The large upside-down A is the museum's eminently mockable new logo. It symbolizes plunging attendance or something.
A while ago I made an attempt to see the new exhibit at the Asian Art Museum, Maharajah: The Splendor of India's Royal Courts. It was a Thursday night, before a concert, and it was the last Thursday of the year with late hours at the Asian, so it should have been perfect, except it wasn't because it was one of the museum's occasional stupid party nights. Sometimes those are easily ignored, but their website description of this one prominently mentioned a DJ, which should have been warning enough, but denial is, as they say, not just a river in Egypt.
They do have a nice cafeteria and an elegant gift shop. And there I am in the lower right-hand corner.
It was the nightmare I could have predicted if I had been realistic. By the time I realized how bad it would be it was too late to do anything else, but too early to go sit in the lobby of Herbst Theater. Getting into the museum took even longer than usual. The lobby was packed with people standing in very long lines for something – food or alcohol, I think – and walking anywhere required maneuvering around the immobile masses. Art didn’t seem to be on anyone’s mind. I went into the cafeteria (no line) and I ate my Indian-themed dinner to the brain-dead thump-thump-thump the DJ was inflicting on us.
This delightful picture across a lobby wall is promoting another new exhibit I haven't seen yet, Deities, Demons, and Dudes with 'Staches, featuring the attractively stylized and colorful work of Sanjay Patel, an artist at the Royal Court of Pixar.

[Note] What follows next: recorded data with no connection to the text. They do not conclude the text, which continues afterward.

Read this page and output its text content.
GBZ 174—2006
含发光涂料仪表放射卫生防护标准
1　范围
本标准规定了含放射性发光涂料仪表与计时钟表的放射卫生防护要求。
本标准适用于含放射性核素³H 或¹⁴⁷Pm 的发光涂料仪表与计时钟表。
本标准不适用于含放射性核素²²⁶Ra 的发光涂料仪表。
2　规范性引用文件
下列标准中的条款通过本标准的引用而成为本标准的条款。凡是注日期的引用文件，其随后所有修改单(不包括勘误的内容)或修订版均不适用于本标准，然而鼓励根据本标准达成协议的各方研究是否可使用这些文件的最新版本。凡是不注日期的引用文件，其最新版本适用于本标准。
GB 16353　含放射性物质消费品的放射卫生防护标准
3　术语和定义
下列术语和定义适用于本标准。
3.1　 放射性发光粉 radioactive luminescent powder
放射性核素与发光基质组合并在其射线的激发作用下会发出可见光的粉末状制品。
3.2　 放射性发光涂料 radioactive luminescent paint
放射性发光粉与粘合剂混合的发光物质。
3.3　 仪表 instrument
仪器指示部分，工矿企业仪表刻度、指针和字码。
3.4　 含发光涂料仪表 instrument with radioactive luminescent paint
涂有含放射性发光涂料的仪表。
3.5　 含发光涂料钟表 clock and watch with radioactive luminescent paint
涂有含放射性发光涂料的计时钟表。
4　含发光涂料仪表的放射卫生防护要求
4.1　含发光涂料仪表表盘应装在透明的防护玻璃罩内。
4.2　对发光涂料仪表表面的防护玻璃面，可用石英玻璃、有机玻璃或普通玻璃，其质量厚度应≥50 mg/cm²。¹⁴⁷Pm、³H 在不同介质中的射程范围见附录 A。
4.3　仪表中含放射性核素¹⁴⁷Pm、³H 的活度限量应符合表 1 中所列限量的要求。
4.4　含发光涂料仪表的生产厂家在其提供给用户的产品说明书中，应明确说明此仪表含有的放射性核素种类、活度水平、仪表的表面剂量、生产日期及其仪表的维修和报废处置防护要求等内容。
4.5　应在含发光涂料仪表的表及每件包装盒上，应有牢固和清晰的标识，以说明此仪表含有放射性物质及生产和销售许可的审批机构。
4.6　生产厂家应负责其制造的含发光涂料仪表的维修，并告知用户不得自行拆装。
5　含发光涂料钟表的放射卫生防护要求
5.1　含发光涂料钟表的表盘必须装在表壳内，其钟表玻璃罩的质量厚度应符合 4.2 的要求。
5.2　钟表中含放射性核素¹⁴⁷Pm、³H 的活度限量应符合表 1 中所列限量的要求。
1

I tried to see the new exhibit. Those rooms weren't as jammed as the lobby, but each object had one to three people listening to the audio tour planted in front of it, and since many of the pieces seemed to be fairly small and elaborately detailed paintings, it was going to be impossible to see anything, and besides the brain-dead thump-thump-thump was loud and unending. So here is what I managed to gather in a quick look: lots of gold, lots of silver, several small jewel-like paintings.
This bas-relief is from the permanent collection: the great Monkey King is bringing his troops to someone's aid (not mine).
I went to the second floor to look at Japanese art, hoping to escape the noise. Here are cranes flying! thump-thump-thump Here are peonies blooming! Thump-thump-thump I went up to the top floor to look at the regular Indian art collection. Here is Shiva! thump-thump-thump Here is a tiger hunt! THUMP-THUMP-THUMP
I finally couldn’t take it any longer and fled into the night, wondering if I should bother to renew my membership in the Asian Art Museum. Since I work, the Thursday evening hours are the best time for me to visit. It's a great place to go before a Thursday night concert in Civic Center. But they don't have the late hours in November and December, which are prime concert months. And about once a month they take over Thursday evenings with one of these events. And here’s the thing: if I wanted to listen to shit music amplified to a deafening volume, with my path steadily blocked by oblivious assholes nursing their grossly overpriced trendoid drinks while ignoring me and trying to pick each other up, then I would just go to a bar. And there are dozens of such places. As far as I know, there is only one place in the vicinity where you can go to look at Asian art. Why would an organization ignore its unique advantage and try to become a more expensive and inconvenient version of what is easily available in a dozen other places?